Another approach is to find the outer limits of an organism’s range, but that requires traversing much more area than it would take to find one example of a species. Either way, species living only within a surveyed area, considered endemic to that area, are those at immediate risk of going extinct. The new paper proposes focusing on endemics for a more realistic view of what habitat loss might do to the number of species in an area.

“It’s embarrassingly simple,” says Hubbell, who discovered the flaw in collaboration with Fangliang He of Sun Yat-sen University in Guangzhou, China, and the University of Alberta in Edmonton, Canada.

To test this possible flaw in count-the-first-one surveys, Hubbell and He turned to detailed tree data from eight forest patches and two sets of bird data with substantial information on the birds’ ranges. Indeed, the traditional count-the-first surveys didn’t do a good job of reflecting how much area endemic species covered. The discrepancy could cause the standard species-area relationship to add an extra 160 percent to estimates of species loss. To use the better, endemic-based method to project losses of an area’s species from amoeba to zebra, though, “we need a lot more data,” Hubbell says.

What the new paper will mean, if anything much, for the practice of estimating extinctions is the question that launches a thousand, often disputative, buns.

Such a high-profile attack about a technical issue “is going to set us back a long, long time,” says Michael Rosenzweig of the University of Arizona. Estimates of extinction need to account not just for endemic species in an area that get their whole world trashed when the habitat goes but species that may have lost thriving populations that provided sources of immigrants for iffier habitats.

One prominent extinction estimate that Hubbell and He call into question comes from the 2005 Millennium Assessment, which predicted extinction rates in coming years as much as 1,000 to 10,000 times higher than the ho-hum background rates seen during times of relatively mild, natural change in life on Earth.

“It is true that in the 1980s and early 1990s, essentially all estimates of extinction rates were indeed based on species-area relations,” says Robert May of the University of Oxford in England.

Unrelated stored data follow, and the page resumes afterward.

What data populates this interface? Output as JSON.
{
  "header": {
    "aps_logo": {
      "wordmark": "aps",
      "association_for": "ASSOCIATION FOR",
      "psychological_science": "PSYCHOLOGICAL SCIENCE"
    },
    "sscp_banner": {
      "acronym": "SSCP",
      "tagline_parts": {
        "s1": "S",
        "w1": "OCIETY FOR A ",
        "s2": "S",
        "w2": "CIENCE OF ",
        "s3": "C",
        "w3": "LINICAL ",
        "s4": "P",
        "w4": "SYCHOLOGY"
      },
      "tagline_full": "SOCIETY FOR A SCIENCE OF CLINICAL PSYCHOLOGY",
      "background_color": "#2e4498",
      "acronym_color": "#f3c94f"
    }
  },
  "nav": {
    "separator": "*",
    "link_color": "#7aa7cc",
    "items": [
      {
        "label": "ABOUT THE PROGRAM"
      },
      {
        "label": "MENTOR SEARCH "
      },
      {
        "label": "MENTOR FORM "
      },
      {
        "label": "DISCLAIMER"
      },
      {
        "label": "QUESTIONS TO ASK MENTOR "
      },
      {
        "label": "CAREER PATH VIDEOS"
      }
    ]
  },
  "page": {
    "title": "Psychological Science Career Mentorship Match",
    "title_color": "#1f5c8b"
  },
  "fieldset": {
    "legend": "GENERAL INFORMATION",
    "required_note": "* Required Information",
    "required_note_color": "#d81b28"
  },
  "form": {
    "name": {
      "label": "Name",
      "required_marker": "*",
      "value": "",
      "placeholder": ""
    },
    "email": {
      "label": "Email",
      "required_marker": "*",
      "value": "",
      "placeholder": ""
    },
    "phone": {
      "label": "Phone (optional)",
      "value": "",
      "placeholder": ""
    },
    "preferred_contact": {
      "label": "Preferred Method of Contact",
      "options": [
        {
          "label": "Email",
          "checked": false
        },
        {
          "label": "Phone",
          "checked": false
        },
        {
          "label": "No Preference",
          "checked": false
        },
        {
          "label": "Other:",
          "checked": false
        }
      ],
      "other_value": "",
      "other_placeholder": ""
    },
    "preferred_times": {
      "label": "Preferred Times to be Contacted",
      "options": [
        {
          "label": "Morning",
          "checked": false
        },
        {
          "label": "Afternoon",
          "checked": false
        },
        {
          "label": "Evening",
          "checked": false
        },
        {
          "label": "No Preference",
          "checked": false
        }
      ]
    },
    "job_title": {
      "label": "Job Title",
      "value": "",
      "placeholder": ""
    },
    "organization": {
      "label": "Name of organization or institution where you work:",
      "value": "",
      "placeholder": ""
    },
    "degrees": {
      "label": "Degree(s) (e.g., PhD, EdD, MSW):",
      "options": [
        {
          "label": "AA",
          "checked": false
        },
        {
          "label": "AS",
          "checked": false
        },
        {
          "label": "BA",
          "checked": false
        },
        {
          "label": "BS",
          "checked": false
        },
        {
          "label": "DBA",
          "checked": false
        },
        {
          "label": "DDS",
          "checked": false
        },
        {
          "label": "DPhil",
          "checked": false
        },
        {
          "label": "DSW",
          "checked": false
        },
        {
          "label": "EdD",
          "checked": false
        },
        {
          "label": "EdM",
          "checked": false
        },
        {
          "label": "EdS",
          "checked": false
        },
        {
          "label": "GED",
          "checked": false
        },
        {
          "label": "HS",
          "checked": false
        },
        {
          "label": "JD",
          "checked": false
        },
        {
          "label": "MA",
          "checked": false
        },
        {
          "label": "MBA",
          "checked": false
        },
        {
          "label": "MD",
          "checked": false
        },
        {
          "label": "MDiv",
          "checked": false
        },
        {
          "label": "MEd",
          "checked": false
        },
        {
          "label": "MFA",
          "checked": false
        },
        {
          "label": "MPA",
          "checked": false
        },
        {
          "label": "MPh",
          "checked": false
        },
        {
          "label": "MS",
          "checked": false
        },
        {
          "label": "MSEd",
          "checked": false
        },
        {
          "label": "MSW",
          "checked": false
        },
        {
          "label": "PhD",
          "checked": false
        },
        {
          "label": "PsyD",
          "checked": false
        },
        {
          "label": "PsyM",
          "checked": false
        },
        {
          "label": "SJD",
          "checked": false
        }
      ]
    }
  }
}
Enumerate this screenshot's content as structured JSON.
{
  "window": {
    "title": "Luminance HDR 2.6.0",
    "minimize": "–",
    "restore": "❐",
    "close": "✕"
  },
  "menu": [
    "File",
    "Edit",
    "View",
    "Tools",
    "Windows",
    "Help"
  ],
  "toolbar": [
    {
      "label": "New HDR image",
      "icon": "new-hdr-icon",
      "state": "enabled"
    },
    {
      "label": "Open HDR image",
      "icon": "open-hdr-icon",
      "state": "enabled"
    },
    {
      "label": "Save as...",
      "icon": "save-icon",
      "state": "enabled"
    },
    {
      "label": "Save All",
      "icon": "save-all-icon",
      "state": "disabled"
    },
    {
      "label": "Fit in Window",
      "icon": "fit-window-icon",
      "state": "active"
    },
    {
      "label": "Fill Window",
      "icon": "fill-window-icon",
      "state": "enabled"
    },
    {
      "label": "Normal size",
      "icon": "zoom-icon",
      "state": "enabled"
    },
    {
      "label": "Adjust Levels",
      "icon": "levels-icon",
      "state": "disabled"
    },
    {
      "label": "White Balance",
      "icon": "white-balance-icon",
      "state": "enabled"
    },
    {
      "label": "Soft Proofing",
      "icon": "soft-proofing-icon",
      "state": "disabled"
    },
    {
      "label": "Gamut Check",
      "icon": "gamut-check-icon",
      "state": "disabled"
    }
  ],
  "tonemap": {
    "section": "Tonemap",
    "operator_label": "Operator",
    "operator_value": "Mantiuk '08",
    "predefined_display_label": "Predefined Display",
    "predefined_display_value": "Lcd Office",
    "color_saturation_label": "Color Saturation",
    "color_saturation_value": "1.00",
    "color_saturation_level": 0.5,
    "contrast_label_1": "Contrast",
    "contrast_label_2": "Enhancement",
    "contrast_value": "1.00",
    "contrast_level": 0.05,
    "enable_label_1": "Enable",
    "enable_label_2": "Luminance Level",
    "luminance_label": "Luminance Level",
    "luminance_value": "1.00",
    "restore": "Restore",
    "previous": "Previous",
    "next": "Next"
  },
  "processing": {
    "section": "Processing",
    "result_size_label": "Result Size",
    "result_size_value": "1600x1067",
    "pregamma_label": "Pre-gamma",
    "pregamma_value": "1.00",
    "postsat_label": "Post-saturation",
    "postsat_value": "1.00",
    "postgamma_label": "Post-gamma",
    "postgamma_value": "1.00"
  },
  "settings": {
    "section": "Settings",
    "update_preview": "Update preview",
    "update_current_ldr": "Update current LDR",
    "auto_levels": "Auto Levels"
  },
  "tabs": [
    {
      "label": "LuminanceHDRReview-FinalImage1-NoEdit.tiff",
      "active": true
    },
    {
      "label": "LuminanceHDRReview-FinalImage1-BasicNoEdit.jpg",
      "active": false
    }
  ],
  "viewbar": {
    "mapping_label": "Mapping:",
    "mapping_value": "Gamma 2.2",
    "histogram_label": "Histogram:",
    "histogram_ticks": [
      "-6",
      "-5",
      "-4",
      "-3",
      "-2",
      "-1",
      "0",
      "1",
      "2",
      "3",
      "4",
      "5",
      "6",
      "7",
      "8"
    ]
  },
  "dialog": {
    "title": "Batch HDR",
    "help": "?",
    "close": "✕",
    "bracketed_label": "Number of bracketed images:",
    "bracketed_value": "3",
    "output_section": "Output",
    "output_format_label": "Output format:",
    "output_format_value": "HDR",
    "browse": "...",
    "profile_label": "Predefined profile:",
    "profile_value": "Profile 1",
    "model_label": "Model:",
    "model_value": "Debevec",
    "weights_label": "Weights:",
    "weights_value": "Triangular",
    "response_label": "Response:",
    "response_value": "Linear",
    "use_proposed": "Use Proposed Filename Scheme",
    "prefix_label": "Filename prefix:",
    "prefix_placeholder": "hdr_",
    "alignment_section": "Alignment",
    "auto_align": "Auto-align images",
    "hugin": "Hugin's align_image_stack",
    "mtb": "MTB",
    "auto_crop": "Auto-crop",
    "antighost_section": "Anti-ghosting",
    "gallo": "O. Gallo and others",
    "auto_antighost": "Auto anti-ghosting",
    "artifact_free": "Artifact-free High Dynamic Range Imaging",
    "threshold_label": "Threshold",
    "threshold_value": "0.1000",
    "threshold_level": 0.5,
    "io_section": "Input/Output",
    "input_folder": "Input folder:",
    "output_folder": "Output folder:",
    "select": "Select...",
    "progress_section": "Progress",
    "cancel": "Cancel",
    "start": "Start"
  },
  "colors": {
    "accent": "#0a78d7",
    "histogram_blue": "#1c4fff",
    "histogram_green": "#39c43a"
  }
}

But more recent estimates, including the work behind the Millennium Assessment, draw on multiple lines of evidence, he says.

“All ways that we measure extinction, not just species-area relationships, point to [extinction] rates that are elevated today,” says paleobiologist Anthony Barnosky of the University of California, Berkeley. In March he and his colleagues published an analysis — not based on species-area relationships — suggesting that ongoing extinctions could within the next few centuries grow to proportions qualifying as the sixth of Earth’s historical mass extinctions. Even using Hubbell and He’s adjustments to dial back a recent high-profile prediction of 18 percent to 35 percent land species losses from climate change could still means losing 10 percent in the not-too-distant future. That’s “an unacceptably high loss by anyone's standards,” he says.

Broadly speaking, the exact scale of estimated extinctions may not matter much, says plant scientist Vernon Heywood of the University of Reading in England. “Today no one doubts that species extinction is a major issue, and the real debate is about how we are to prevent a further substantial loss of biodiversity,” he says. “That is more about politics and economics than precise modeling.”